In tutto questo la gara d’appalto per la realizzazione dell’opera è andata deserta per ben due volte, segno che nessuno vuole prendersi carico di un rischio d’impresa così elevato: poco tempo a disposizione, costi lievitati in maniera esponenziale e, non ultimo, l’opposizione di parte della cittadinanza e degli ambientalisti.
Ed ecco che l’idea di spostare le gare a Innsbruk, avallata dal Comitato olimpico internazionale (Cio) a marzo di quest’anno, non è solamente più intelligente ed economica, ma in realtà «sarebbe un’ottima occasione per l’Italia di farsi portavoce di uno sguardo rinnovato sul futuro, farsi portabandiera di una rinnovata modernità, e mostrarsi aperti ad un dialogo con gli altri paesi che vivono a cavallo delle Alpi», spiega Lacasella. «Queste montagne non sono una barriera geografica o culturale, quanto una cerniera culturale». La distanza poi non è nemmeno abissale: Lacasella e lo scrittore Marco Albino Ferrari quest’estate hanno raggiunto la cittadina austriaca in bici, proprio per porre l’attenzione su questa possibile soluzione.
LA SCOMPARSA DELLA NEVE
La questione non è legata solo alla costruzione delle infrastrutture o di nuove piste o di nuovi bacini artificiali.
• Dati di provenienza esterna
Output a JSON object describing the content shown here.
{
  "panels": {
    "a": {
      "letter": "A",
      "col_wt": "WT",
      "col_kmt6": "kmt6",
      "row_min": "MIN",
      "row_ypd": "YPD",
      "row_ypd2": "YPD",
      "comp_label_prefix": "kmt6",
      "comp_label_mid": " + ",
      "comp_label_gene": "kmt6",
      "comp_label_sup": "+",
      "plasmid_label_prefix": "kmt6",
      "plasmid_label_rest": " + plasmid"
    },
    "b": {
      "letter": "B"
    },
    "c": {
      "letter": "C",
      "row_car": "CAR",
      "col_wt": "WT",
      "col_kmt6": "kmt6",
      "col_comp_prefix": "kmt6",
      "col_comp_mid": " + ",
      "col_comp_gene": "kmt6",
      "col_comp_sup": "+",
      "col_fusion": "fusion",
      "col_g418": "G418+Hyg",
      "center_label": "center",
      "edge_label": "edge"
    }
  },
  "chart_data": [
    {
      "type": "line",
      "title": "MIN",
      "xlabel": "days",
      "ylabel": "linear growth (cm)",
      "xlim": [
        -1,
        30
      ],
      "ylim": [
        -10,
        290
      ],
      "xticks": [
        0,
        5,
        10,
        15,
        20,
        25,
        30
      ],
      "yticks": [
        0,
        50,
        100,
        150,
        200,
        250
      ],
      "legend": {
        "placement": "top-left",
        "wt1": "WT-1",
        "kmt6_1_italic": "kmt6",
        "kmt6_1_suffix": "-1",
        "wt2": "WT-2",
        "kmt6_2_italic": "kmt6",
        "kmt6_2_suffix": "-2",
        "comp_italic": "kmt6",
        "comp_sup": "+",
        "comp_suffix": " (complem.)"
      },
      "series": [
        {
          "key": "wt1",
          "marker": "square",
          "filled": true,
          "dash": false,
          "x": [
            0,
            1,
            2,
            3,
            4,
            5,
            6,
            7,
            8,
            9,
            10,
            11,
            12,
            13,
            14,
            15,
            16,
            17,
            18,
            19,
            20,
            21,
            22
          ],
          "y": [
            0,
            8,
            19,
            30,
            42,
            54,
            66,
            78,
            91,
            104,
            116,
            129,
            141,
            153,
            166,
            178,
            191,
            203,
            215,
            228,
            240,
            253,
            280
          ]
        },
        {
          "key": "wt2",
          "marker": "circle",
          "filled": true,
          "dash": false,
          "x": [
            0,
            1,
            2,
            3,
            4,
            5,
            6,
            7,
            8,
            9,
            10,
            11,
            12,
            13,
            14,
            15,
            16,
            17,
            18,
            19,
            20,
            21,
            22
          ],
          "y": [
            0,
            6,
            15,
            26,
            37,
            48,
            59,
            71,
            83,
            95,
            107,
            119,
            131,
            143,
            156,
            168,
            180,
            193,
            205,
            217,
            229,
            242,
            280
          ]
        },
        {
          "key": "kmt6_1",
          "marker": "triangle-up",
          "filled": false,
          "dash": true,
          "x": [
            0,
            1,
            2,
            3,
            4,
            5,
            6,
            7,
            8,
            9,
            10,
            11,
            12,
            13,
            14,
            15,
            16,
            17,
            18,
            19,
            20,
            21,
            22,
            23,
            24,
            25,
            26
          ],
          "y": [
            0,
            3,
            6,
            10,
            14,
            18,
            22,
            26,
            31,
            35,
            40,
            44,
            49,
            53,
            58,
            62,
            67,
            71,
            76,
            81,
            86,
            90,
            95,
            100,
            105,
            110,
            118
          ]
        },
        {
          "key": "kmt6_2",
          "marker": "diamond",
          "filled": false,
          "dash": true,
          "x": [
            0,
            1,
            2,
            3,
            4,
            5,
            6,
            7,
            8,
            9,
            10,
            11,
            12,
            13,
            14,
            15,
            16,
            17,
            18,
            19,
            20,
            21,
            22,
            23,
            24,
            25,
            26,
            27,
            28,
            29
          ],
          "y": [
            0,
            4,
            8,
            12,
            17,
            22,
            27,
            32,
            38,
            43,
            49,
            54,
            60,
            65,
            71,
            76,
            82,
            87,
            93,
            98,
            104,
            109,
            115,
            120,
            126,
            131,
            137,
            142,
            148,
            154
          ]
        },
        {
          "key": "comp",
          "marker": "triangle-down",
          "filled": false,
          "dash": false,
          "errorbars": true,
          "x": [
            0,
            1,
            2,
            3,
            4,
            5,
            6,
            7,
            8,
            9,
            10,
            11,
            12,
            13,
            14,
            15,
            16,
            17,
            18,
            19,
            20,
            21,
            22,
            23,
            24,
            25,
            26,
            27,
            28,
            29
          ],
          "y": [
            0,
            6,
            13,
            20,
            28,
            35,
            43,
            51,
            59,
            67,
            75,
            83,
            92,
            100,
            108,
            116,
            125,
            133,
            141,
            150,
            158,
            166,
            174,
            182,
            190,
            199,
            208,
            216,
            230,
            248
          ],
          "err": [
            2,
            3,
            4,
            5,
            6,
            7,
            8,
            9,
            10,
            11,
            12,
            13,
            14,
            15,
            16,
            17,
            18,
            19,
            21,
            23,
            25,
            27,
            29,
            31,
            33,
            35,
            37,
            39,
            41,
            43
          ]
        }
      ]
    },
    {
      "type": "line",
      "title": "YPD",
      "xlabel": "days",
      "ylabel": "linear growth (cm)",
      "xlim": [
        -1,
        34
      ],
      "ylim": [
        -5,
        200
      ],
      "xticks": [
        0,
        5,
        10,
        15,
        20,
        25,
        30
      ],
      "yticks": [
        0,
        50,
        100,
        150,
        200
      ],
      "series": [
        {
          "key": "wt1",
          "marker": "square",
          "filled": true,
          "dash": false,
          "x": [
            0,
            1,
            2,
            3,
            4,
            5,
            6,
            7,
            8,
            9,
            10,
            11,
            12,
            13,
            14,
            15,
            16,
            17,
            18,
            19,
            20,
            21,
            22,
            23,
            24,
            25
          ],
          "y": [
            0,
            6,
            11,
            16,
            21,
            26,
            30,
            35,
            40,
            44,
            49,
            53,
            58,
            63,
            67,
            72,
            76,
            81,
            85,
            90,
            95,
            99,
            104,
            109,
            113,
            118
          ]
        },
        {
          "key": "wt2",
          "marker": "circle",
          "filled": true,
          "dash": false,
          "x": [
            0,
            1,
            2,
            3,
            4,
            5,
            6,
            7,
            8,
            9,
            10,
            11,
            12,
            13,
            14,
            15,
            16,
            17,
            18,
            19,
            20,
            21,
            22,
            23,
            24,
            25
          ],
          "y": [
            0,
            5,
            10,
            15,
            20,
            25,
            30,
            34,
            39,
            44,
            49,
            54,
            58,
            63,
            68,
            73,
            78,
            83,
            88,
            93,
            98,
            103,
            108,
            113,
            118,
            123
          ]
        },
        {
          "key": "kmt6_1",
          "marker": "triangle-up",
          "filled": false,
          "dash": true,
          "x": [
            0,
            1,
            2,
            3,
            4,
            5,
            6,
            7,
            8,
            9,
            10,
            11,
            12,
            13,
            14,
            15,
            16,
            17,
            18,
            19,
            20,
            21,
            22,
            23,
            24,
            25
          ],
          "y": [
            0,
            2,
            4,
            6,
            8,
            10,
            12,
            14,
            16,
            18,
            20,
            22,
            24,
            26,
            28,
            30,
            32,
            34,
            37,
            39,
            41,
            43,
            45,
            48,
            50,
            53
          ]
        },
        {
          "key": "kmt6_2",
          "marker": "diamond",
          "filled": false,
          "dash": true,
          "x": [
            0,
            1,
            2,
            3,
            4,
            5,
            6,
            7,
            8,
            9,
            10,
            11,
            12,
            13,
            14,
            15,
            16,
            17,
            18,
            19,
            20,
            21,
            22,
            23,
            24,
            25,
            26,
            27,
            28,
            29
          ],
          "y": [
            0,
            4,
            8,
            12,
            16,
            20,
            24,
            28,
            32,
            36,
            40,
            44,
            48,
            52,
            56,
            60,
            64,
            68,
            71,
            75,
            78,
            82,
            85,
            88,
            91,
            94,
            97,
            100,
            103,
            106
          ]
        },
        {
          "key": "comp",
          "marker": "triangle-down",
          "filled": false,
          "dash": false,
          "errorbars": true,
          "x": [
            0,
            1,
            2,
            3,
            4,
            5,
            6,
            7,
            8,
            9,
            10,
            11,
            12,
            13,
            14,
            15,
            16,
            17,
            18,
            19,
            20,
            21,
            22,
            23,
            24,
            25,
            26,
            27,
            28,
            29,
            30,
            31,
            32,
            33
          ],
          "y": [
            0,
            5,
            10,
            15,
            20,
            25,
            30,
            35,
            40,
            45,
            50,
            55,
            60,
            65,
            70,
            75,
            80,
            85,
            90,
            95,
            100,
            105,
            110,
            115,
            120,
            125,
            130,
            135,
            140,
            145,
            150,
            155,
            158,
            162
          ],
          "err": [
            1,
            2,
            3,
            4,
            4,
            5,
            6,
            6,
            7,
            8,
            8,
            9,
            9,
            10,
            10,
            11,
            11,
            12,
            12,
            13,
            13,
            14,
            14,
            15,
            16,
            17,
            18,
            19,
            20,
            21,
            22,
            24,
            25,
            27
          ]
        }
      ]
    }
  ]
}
Ma è di più ampio respiro. Si tratta di scenari ai quali stiamo andando incontro oggi, non tra 20 o 30 anni.
Nature climate change ha recentemente pubblicato uno studio frutto della collaborazione di un team di ricercatori dell’università di Padova e dell’Istituto di scienze dell’atmosfera e del clima (Isac) del Consiglio nazionale delle ricerche di Bologna e coordinato dal professore Marco Carrer del Dipartimento territorio e sistemi agroforestali di Padova.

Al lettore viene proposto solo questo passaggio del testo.